ABSTRACT

The aim of many analyses of social science and medical data sets is to draw causal inferences about the relative effects of treatments, such as different methods of treating psychologically disturbed patients or cancer patients. The data available to compare many such treatments are not based on the results of carefully conducted randomized clinical trials, but rather are collected while observing systems as they operate in “normal” practice, without any interventions implemented by randomized assignment rules. Such data are relatively inexpensive to obtain, however, and often do represent the spectrum of actual practice better than do the settings of randomized experiments.
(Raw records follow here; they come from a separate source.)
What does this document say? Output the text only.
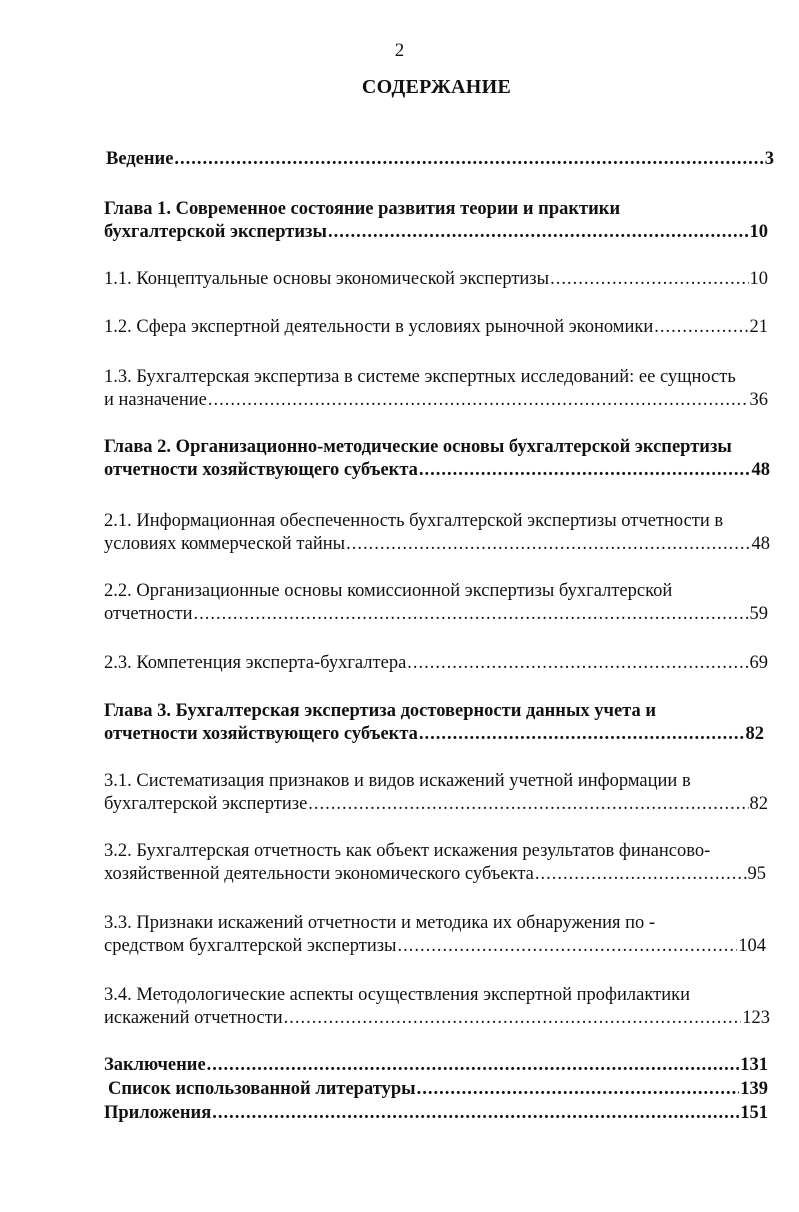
2
СОДЕРЖАНИЕ
Ведение .....	3
Глава 1. Современное состояние развития теории и практики
бухгалтерской экспертизы .....	10
1.1. Концептуальные основы экономической экспертизы .....	10
1.2. Сфера экспертной деятельности в условиях рыночной экономики .....	21
1.3. Бухгалтерская экспертиза в системе экспертных исследований: ее сущность
и назначение .....	36
Глава 2. Организационно-методические основы бухгалтерской экспертизы
отчетности хозяйствующего субъекта .....	48
2.1. Информационная обеспеченность бухгалтерской экспертизы отчетности в
условиях коммерческой тайны .....	48
2.2. Организационные основы комиссионной экспертизы бухгалтерской
отчетности .....	59
2.3. Компетенция эксперта-бухгалтера .....	69
Глава 3. Бухгалтерская экспертиза достоверности данных учета и
отчетности хозяйствующего субъекта .....	82
3.1. Систематизация признаков и видов искажений учетной информации в
бухгалтерской экспертизе .....	82
3.2. Бухгалтерская отчетность как объект искажения результатов финансово-
хозяйственной деятельности экономического субъекта .....	95
3.3. Признаки искажений отчетности и методика их обнаружения по -
средством бухгалтерской экспертизы .....	104
3.4. Методологические аспекты осуществления экспертной профилактики
искажений отчетности .....	123
Заключение .....	131
Список использованной литературы .....	139
Приложения .....	151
Consequently, it is sensible to try to estimate the effects of treatments from such datasets, even if only to help design a new randomized experiment or shed light on the generalizability of results from existing randomized experiments. Standard methods of analysis using routine statistical software (e.g., linear or logistic regressions), however, can be quite decep-

tive for these objectives because they provide no warnings about their propriety. Propensity score methods, introduced by Rosenbaum and Rubin (1983a), are more reliable tools for addressing such objectives because the assumptions needed to make their answers appropriate are more assessable and transparent to the investigator. Subclassification on propensity scores is a particularly straightforward technique and is the topic of this chapter. Because these techniques are so straightforward, they seem especially appropriate to review in this Festschrift for Ralph Rosnow, who has made such substantial contributions to the teaching and dissemination of straightforward statistical methods in psychological research. It has been a true pleasure to work with Ralph as a friend and collaborator (e.g., Rosenthal, Rosnow, & Rubin, 2002).